The White House’s mid-session review carried some grim news today, projecting that unemployment rates will stay at 9 percent next year with a scaled-back overall economic growth rate. That 9 percent is the key number, because, as ABC News reports, “no president in modern times has won re-election with unemployment as high as 9 percent.”
That may be true, but has any other president been forced to deal with Mideast uncertainty followed by a severe earthquake followed by a tsunami followed by Tea Partiers mucking up the debt ceiling debate in congress? The Obama administration made sure to add this “string of bad luck” into its report, once again:
Second, 2011 has seen drags on the economy in the form of a sharp rise in oil prices, the disruption to global supply chains as a result of the earthquake in Japan, a slowdown of growth in Europe, a sluggish rebound in the housing market, and uncertainty surrounding congressional action on the debt ceiling, all of which have delayed the recovery further. In sum, economic growth and job creation, while positive, have not been strong enough to bring down the unemployment rate to an acceptable level.

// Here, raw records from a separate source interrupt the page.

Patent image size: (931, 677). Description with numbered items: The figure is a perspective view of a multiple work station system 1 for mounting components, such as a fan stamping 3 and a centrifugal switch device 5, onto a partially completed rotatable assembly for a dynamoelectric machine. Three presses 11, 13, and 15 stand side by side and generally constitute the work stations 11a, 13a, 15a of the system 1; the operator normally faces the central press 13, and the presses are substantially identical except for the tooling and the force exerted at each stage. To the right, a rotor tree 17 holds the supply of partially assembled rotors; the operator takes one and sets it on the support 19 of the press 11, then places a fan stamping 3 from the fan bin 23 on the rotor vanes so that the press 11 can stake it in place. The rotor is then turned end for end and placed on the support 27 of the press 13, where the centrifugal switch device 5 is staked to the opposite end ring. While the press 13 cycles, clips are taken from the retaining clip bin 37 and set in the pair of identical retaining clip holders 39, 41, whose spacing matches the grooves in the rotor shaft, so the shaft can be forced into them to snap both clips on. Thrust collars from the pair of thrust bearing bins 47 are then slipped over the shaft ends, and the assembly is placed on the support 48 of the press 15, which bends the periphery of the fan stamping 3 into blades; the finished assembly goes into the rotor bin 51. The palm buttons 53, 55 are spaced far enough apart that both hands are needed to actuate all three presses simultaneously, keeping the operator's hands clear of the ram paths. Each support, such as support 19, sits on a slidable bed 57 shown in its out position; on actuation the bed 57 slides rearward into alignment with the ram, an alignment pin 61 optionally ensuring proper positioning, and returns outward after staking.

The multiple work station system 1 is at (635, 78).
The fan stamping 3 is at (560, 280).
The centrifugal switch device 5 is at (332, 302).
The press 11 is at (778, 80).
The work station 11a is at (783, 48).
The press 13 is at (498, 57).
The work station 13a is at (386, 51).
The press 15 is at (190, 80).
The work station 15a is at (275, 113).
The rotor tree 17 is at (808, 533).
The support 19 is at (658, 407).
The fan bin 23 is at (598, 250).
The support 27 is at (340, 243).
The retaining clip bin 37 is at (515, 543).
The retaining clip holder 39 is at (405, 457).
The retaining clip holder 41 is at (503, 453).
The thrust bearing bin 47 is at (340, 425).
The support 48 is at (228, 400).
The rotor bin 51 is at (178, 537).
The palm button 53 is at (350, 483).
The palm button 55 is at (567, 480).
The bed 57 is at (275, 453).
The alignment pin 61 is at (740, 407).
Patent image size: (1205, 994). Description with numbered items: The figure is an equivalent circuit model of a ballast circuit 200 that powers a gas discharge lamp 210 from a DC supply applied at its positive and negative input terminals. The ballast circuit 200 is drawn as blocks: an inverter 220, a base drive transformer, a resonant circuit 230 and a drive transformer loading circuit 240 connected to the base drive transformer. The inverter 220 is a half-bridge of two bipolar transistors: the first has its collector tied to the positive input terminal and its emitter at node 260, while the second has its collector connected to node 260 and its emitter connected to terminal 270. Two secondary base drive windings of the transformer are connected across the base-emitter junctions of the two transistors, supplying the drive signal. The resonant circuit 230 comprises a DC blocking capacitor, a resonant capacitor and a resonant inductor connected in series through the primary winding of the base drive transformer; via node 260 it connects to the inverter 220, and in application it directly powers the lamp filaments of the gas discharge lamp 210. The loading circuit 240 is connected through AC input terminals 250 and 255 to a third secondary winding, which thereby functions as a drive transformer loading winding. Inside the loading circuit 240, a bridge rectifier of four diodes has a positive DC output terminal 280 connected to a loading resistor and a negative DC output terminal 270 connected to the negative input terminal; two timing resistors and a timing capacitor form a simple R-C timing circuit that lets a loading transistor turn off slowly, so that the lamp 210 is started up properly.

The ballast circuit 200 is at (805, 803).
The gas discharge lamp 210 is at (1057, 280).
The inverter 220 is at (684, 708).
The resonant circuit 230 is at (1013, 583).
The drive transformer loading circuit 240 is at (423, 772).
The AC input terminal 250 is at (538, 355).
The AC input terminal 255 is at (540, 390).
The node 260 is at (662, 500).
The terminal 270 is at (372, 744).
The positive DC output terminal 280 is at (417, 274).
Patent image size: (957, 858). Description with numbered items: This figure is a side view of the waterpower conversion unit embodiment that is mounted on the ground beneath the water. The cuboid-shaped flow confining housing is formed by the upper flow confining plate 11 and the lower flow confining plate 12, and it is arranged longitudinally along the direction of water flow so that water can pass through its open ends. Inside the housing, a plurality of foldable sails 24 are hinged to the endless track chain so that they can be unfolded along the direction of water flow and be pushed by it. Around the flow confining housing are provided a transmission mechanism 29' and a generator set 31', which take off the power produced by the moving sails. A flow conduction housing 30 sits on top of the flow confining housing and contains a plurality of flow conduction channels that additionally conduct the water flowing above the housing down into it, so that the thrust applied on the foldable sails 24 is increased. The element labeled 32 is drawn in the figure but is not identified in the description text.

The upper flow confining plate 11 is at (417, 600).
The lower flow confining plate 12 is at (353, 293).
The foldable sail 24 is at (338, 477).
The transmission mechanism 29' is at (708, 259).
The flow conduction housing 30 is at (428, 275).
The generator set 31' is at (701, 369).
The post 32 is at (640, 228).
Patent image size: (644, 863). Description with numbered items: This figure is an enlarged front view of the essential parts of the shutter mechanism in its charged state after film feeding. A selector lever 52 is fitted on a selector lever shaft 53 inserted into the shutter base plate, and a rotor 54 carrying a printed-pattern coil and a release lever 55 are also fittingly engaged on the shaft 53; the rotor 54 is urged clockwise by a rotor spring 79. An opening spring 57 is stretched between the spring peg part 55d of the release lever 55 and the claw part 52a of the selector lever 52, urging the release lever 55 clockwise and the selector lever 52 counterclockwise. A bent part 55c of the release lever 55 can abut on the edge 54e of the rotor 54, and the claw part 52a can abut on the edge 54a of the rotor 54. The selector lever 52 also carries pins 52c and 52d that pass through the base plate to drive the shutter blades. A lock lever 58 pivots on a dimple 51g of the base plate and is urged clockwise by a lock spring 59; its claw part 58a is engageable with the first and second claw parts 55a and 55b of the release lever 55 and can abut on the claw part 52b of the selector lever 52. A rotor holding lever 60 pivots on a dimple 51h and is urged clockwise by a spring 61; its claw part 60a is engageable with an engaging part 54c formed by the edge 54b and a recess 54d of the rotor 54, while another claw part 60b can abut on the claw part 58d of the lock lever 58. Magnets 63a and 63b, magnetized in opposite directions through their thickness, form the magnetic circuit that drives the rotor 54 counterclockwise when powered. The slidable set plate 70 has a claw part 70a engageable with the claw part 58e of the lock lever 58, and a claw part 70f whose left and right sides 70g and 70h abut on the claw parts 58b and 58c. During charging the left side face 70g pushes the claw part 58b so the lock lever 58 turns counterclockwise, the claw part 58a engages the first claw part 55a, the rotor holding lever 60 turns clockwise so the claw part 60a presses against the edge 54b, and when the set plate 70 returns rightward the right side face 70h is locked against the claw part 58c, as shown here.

It’s not that these issues haven’t had an impact on the economy, but what president doesn’t have to contend with natural disasters, the Middle East, and congressional gridlock? The more Obama rehashes this litany of grievances, the more it sounds like he’s in over his head. There was a way to include these incidents in the review without making it sound like the economic recovery would have been in fine shape if it weren’t for events outside the president’s control.